For consumers that are lucky enough to choose from at least two triple play providers, and assuming that the service bundles are relatively on par with one another, what factors determine customer selection of the triple play provider? At this point, price is a wash, since in the U.S. market, cable operators and their primary competitors (such as AT&T’s U-verse, Verizon’s FiOS) generally offer tiered bundles and add-ons (e.g., HD DVRs), resulting in packages that are very close if not equal in cost. What about broadband connection speed? If one takes a snapshot on any given day, one triple play provider may offer a higher advertised broadband service than another, but in the most competitive markets, these advantages are relatively fleeting. Over a longer time span, we see triple play providers leapfrogging one another with both minor (e.g., “fastest in-home WiFi”) and major (Comcast’s X1, since matched by Verizon’s Quantum TV offering) service improvements. This pattern will no doubt repeat itself moving forward, but on the downside, these improvements could almost always mean price increases for consumers (there is a reason Verizon FiOS still has the highest ARPU in the world).

So, with most factors being equal, will consumer choice of their triple play provider simply come down to customer satisfaction? The easy answer is “yes,” but there are important caveats. First, despite the long-time dominance of cable operators in North America as both pay-TV and broadband providers, telcos and other alternative operators (municipalities and utilities) are making in-roads, as evidenced by the growth of AT&T’s U-verse service and, to a lesser degree, Verizon FiOS. Second, the eventual, tangible presence of Google Fiber has the potential to inflict a massive impact on the U.S. broadband/TV market, specifically, by spurring cable and telco operators to offer Gigabit broadband connections to match the Google Fiber proposition. Google Fiber does not offer voice services, and therefore does not offer a triple play bundle, but in this day/age, for many customers, wireline voice services are less relevant. Additionally, the customer satisfaction improvement trend creates opportunities for suppliers to drive triple play providers to differentiate the customer experience with different methods. Examples include enhanced self-care tools, tighter integration with mobile devices, robust customer loyalty programs and streamlined Internet of Things (IoT) bundling (i.e., home security, energy monitoring, connected car).

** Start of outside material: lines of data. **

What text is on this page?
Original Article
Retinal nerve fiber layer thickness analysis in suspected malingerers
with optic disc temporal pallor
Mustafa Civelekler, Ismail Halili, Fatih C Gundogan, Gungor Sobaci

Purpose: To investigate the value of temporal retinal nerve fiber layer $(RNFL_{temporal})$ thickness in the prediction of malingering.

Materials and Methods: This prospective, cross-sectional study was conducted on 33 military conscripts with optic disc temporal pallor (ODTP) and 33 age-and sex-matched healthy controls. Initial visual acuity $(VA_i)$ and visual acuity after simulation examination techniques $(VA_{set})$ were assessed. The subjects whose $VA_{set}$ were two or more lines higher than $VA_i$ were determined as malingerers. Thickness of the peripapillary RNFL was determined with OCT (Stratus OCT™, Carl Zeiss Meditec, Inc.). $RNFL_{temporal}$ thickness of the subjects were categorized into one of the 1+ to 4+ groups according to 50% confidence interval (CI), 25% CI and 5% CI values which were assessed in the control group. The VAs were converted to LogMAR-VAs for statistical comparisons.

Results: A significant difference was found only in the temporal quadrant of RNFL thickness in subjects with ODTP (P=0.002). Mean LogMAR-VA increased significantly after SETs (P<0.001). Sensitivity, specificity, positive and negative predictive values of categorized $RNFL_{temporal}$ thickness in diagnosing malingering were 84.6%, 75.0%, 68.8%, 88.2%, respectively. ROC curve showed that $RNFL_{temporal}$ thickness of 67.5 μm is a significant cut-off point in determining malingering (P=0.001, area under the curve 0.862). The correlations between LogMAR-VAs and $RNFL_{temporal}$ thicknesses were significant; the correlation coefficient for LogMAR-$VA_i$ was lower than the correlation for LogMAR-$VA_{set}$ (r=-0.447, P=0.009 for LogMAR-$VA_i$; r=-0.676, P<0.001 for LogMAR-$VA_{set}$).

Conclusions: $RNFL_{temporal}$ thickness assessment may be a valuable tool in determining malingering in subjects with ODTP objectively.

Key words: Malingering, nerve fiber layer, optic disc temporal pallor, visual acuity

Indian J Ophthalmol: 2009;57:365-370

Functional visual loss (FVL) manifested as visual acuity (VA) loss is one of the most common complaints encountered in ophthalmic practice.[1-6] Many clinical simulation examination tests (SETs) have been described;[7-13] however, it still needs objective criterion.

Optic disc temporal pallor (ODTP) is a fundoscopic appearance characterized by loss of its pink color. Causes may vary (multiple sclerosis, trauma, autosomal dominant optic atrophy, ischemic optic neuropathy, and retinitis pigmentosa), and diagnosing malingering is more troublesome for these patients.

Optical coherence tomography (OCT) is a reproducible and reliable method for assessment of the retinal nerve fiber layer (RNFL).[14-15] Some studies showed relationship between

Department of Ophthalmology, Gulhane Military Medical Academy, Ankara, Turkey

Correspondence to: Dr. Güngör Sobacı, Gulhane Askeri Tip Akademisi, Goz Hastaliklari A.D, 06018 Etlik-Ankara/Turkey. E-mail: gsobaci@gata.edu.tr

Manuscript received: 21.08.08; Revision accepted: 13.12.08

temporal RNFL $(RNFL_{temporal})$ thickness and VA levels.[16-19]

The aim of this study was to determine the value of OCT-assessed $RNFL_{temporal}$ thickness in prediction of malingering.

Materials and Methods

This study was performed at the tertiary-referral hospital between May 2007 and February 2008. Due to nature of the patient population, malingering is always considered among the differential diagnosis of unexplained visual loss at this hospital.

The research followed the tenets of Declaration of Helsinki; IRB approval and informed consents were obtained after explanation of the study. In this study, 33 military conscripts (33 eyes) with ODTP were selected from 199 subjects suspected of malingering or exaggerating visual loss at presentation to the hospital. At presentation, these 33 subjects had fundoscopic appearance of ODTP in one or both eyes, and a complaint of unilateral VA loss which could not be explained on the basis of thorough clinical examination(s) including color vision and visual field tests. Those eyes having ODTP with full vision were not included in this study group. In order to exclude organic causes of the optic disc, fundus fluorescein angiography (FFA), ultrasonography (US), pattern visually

However, Google Fiber’s very aggressive pricing, specifically, 1 Gbps service for $70 (USD) per month, will cause the most pain for the established operators. While Google Fiber is still a long way from becoming a widespread threat to the incumbents, if and when Google Fiber follows through on its high-profile declarations (i.e., providing Gigabit services to 34 cities in nine U.S. metros), we could actually see a dramatically different pay-TV + broadband landscape – one where consumers can get Gigabit broadband and a solid range of HDTV channels (as GF does for $120/month) at much lower price points than the current packages offered by most cable and telco operators. Just don’t hold your breath waiting for Google Fiber services; even in the handful of cities where it is currently available, Google is cherry-picking its serving areas, which must pre-qualify for service with 70% of households in designated ‘fiberhoods’ committing before construction and installation begins. In contrast, cities where Gigabit services rollouts are more ubiquitous include Chattanooga, Tennessee (EPB) and Bristol, Virginia (BVU), while telco CenturyLink is trialing Gigabit service rollouts in Omaha, Nebraska. In the end, the presence of disruptive competition will provide consumers with the next big leaps in pay-TV and ultra-broadband access, hopefully to the point where customer satisfaction is of paramount importance to the operators and their ecosystem partners, and they will compete on this front accordingly.